In economics, people talk about the problem of 'sorting and labeling' and how that is an unconscious reaction (which does unfortunately lead to bias) but it helps immensely in the overall productivity of an entire system.

When people expect you to design special systems which increases the overall entropy, I wonder if they realize that you too incur a cost for creating that system. I say this as someone whose name is constantly butchered during my dealings with American entities, and I am not generally asking them to modify their system to accommodate my name so it remains unaffected. Thankfully, in most cases, I actually have a choice of whether I should continue having dealings with such entities. (I don't know what happens in cases where you don't, like, say the DMV).

2 comments

If the argument is economics and system complexity you should favour a single name field over first and last name though. It's one of those rare occurrences where something is both simpler and the better option.
But is it the better option? Suppose x% of the human population has a name which can be reasonably decomposed into first and last names. I honestly don't know what x is, but say it is about 90%.

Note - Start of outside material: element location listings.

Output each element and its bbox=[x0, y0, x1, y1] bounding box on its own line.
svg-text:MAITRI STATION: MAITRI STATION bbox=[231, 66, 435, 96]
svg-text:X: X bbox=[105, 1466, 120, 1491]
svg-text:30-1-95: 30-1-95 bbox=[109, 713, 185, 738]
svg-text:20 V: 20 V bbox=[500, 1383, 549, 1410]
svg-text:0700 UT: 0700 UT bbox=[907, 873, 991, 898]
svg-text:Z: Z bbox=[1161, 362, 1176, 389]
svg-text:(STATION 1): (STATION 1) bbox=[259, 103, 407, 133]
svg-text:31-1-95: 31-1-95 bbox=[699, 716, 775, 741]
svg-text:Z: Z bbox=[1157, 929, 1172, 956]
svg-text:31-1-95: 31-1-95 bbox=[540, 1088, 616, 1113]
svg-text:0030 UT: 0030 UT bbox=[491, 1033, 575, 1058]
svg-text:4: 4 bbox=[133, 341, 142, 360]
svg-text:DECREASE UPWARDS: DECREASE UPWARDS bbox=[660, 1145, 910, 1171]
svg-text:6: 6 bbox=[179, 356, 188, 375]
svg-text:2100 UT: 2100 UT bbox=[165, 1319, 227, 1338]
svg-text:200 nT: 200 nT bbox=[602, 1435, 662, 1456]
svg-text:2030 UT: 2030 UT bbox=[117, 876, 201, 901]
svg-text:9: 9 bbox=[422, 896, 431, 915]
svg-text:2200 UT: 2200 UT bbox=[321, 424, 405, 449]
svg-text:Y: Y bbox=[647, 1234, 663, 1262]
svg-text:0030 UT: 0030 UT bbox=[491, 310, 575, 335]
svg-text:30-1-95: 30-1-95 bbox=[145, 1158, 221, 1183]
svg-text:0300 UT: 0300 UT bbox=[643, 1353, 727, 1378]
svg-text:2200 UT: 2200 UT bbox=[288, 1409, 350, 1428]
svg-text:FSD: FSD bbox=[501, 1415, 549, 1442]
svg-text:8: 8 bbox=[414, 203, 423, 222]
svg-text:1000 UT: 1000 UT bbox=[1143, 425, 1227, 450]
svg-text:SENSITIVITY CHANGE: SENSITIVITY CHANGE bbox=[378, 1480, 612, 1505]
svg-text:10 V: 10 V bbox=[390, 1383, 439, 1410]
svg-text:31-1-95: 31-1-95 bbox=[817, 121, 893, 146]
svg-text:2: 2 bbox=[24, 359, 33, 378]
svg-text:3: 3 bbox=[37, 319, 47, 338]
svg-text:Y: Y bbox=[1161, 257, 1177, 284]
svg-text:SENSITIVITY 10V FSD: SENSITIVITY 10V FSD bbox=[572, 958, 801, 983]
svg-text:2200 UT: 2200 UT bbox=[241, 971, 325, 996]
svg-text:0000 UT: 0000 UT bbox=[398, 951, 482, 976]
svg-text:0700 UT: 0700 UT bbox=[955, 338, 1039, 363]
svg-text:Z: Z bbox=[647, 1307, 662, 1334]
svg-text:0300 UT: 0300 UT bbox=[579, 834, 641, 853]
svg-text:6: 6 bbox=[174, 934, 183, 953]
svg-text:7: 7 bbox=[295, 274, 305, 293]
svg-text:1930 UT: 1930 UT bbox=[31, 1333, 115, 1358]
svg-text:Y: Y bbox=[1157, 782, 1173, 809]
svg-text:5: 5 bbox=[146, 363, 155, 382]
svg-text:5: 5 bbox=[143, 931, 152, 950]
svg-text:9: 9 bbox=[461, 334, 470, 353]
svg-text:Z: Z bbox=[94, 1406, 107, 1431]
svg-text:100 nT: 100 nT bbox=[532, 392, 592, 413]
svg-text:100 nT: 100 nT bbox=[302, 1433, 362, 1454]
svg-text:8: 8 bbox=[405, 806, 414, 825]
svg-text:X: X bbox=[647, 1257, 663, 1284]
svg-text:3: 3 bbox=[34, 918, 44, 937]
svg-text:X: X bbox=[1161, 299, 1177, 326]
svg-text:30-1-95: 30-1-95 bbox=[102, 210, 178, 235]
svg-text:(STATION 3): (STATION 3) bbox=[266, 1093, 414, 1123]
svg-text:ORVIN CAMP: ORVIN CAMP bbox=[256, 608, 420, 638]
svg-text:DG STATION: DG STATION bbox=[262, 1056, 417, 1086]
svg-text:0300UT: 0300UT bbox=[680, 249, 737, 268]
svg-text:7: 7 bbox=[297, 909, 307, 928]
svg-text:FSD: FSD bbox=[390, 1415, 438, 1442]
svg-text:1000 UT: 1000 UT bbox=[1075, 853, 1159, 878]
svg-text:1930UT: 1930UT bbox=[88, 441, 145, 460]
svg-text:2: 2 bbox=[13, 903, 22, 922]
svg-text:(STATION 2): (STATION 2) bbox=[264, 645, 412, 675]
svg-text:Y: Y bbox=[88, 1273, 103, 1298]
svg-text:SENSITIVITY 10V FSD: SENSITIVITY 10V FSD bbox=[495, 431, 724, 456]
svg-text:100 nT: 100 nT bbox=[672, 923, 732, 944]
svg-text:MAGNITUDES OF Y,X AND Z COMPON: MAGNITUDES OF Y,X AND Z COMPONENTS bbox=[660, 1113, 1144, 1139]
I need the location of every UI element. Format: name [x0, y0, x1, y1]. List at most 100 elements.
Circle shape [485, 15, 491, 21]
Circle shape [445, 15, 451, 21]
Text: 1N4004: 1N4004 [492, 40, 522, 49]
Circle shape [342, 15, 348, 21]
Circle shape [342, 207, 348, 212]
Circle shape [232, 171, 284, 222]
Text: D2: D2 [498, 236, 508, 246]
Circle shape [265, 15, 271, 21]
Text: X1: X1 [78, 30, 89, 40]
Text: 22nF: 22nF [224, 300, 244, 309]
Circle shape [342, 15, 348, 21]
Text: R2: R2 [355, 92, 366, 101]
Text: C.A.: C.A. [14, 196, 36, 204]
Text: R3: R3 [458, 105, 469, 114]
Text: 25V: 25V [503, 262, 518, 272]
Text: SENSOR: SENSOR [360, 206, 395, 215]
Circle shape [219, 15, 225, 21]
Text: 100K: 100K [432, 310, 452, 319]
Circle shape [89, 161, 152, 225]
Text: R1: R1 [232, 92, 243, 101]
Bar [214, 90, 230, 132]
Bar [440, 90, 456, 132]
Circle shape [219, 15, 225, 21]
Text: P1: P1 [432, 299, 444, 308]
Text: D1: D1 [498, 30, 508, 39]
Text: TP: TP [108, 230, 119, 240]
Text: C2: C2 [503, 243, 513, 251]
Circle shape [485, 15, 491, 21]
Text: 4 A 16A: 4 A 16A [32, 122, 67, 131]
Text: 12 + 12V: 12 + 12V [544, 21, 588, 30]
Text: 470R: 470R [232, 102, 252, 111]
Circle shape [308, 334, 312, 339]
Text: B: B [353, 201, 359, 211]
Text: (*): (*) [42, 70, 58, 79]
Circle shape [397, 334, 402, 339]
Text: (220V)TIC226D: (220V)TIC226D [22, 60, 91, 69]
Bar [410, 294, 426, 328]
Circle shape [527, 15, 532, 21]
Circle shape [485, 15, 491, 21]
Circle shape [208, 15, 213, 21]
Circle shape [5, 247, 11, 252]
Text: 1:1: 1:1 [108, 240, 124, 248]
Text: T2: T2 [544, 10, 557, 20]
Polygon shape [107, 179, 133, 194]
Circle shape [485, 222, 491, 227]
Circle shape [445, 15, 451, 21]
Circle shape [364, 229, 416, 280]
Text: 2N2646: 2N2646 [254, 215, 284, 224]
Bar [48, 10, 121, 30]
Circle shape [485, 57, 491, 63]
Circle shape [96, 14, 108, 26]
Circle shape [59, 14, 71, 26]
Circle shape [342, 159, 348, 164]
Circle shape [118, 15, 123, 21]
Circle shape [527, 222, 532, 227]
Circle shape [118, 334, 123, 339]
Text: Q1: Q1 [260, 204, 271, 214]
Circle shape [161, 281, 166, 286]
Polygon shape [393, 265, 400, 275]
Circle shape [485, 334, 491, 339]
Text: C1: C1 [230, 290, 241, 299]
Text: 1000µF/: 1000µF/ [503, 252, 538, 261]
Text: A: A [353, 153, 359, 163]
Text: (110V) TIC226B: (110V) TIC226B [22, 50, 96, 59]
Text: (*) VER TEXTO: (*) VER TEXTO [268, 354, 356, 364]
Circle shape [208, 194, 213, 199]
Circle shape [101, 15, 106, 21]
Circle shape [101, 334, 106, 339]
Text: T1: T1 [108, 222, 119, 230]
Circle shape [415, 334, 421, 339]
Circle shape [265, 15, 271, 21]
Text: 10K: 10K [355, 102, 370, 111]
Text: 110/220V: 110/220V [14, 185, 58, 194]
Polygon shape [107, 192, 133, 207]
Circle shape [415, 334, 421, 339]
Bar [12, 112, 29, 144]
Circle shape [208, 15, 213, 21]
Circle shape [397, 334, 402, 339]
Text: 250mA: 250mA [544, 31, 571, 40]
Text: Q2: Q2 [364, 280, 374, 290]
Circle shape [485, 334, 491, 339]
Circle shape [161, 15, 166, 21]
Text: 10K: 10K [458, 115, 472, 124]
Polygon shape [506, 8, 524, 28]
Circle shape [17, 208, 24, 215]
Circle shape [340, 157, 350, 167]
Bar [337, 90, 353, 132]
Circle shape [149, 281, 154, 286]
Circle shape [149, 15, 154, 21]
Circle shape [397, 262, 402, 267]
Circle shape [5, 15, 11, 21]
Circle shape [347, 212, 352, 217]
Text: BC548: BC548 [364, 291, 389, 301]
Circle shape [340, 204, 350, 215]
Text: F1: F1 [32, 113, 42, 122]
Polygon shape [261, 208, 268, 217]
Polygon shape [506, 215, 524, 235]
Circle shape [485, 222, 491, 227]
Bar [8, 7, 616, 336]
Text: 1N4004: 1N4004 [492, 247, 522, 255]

When you store it as a single string, which order will you choose? Will you have delimiters between them? Would they still be in effect when the person's name has more than 2 parts? If you are ever in a situation where you need to sort by name, will you do it by first or last name? What if there is a need for the other option to the one you chose? Can you reasonably guarantee that you can identify family members if you ever need to? When the customer tells their name over the phone, will it slow down your customer service people if you display the entire name in a way which they are not usually familiar with?

1. There is no order, just use whatever the user entered. In general don't get smart with this data just treat it as a single blob of text.

2. Sort by the whole thing

3. No you can't guarantee identifying family members any more than with a first name last name system. If you need that it should be an additional part of the system. Presumably for the 90% of people who does have a typical first name, last name combo you can still identify family members in the same way.

4. Just introduce free text search for this field if you need to find people.

I realized that I am in agreement on point number 1 - don't get smart with this data, in which case the other points are not very relevant.

But suppose you are working at a place where people are keen on getting 'smart with the data', your replies do increase the entropy if only to the extent that 'we have this idiot programmer who thinks he is too smart to use first and last names as we have always done and is breaking all our reporting systems and is causing hell for our customer service agents'.

:-)

Yeah if you are intent as a business on getting smart with the data it's much easier for everyone to just get smart upfront and ask the user for the data you want. This is not very inclusive though and has a clear anglo american bias. One might argue that this is a manifestation of the lack of diversity in the industry as whole. I think the list is aimed more at changing the perception and believes about names so that systems designed from scratch change rather than aiming to change existing systems that have a clear first name/last name convention established already
I hope he is downvoted for oblivion. And you too. That's a wrong approach to tacle (or rather not to tacle) a problem.